As many people traveling in cold areas can have learned the hard way, there is often the illusion of safety when a vehicle has the heat on full blast. Should you find yourself stranded, in a disabled vehicle down a dark snow covered back road this bivvy could be a potential life saver. Think about it – if you try to keep four standard sleeping bags in a small vehicle (or enough for your own family size) you will quickly run out of room for other gear and supplies. This past winter alone, hundreds of motorists were found stranded from unexpected, sudden snow fall nation wide. Few residents of Atlanta or Tulsa would have predicted the road conditions they’ve seen over the last couple of years!
Meteorologists are already projecting this coming winter to be a particularly brutal one…..So you know, food for thought here. In the hiking, camping or military role, the Escape Bivvy also carries unlimited potential use. We think that as time goes on and the bag becomes more widespread people will start to find other applications for the Escape (if you already use it for something, sound off). Packed into a small day bag, with a lightweight tarp and other necessities, you will have a pretty handy survival kit.

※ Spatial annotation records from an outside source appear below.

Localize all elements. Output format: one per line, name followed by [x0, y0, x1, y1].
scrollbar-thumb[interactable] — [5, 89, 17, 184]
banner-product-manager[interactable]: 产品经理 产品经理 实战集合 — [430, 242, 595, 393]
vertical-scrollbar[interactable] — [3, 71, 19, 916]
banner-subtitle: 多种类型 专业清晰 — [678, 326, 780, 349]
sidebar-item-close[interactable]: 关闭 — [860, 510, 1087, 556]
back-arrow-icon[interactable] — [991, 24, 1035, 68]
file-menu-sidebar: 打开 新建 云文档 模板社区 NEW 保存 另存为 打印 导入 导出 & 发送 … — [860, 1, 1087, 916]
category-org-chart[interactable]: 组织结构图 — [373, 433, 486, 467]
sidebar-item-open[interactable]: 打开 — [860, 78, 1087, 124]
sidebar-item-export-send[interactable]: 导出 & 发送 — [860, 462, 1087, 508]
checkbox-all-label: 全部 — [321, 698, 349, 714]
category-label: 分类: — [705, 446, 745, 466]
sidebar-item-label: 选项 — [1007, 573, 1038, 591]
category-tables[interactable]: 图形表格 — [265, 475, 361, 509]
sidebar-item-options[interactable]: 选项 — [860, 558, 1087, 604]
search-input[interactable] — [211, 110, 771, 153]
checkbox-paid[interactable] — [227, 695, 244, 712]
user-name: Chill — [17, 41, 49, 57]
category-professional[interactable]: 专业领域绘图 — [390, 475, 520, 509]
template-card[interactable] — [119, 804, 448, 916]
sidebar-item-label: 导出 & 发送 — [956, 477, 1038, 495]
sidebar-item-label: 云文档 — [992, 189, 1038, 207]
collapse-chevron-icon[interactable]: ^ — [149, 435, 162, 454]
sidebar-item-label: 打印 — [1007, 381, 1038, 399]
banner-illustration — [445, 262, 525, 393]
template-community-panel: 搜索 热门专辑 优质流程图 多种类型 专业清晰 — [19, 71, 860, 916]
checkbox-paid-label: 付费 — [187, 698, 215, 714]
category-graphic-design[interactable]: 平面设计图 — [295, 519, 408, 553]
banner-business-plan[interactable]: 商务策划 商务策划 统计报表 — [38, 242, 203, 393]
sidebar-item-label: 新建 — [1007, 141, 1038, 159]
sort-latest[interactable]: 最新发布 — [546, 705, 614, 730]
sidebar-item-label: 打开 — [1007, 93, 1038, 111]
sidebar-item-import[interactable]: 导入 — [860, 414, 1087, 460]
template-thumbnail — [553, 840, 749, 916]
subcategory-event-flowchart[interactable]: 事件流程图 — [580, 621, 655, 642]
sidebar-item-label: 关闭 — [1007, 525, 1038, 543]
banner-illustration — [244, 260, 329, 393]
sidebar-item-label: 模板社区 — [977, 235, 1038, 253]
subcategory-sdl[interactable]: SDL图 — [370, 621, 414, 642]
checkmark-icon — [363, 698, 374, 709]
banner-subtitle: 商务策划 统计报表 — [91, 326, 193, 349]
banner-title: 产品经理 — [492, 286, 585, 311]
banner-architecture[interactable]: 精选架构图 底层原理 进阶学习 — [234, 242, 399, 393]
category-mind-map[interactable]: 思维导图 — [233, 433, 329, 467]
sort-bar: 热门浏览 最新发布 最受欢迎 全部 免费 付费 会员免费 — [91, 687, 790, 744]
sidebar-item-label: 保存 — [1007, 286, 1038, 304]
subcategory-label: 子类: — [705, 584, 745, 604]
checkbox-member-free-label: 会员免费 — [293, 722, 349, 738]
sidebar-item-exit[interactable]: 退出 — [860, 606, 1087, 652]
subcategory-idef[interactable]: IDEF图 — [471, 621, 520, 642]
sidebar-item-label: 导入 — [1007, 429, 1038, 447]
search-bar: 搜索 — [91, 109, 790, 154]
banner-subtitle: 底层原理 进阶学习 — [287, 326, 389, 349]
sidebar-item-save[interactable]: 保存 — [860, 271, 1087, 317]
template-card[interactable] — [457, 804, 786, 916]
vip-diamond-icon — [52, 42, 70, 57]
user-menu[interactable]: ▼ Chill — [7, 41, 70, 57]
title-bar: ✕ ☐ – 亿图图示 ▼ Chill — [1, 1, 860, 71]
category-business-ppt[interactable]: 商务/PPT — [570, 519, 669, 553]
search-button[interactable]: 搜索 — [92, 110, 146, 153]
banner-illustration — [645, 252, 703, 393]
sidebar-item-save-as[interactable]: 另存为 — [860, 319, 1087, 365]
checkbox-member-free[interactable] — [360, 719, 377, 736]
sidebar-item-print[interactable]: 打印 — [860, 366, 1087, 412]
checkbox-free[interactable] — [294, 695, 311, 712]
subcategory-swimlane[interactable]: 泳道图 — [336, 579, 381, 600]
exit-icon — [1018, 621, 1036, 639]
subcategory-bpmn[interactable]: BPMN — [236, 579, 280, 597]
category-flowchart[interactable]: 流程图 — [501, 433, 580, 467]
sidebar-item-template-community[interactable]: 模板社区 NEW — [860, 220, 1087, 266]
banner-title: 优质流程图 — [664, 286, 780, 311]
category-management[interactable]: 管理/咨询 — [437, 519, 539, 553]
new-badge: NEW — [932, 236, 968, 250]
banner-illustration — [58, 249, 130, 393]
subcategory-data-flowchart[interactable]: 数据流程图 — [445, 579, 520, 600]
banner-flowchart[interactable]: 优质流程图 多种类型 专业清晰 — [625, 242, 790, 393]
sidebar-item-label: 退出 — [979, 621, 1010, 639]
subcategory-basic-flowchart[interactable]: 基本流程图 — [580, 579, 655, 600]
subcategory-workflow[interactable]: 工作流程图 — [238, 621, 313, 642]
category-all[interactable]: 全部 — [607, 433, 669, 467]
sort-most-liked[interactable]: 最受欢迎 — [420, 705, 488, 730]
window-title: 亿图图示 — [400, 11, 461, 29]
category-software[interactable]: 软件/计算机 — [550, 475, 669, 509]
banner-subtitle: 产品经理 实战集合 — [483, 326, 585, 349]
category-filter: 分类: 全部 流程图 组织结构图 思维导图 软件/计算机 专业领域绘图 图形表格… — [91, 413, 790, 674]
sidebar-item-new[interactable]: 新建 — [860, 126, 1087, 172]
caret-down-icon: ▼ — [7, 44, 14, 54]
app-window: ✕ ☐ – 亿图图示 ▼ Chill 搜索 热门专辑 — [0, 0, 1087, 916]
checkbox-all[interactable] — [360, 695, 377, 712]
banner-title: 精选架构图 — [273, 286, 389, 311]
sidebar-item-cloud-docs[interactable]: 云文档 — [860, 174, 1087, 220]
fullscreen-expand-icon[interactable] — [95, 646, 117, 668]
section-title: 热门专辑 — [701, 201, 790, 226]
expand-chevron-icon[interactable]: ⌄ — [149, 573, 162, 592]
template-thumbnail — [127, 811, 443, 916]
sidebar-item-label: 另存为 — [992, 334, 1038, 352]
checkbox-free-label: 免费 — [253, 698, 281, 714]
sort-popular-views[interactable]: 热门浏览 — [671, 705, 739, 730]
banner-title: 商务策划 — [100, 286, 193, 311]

Obviously the Escape Bivvy is designed ( and priced) to be a semi-disposable item, with its own long term use limitations. That is not a knock against the product, it’s just a fact. You cannot buy the Escape and think that you are buying an everlasting “do all sleeping bag.” It’s simply not a sleeping bag. It’s a warming layer that can get you through the night or keep your ruck light in warm weather. We wouldn’t want to rely on it for a year long deployment, but it would definitely be brought along on one. It has found its way into our current loadout of equipment, were it will most likely stay for the foreseeable future. It’s priced right, and is a lot of peace of mind for the cost. Simply put, we like it and recommend giving it a long, serious look here.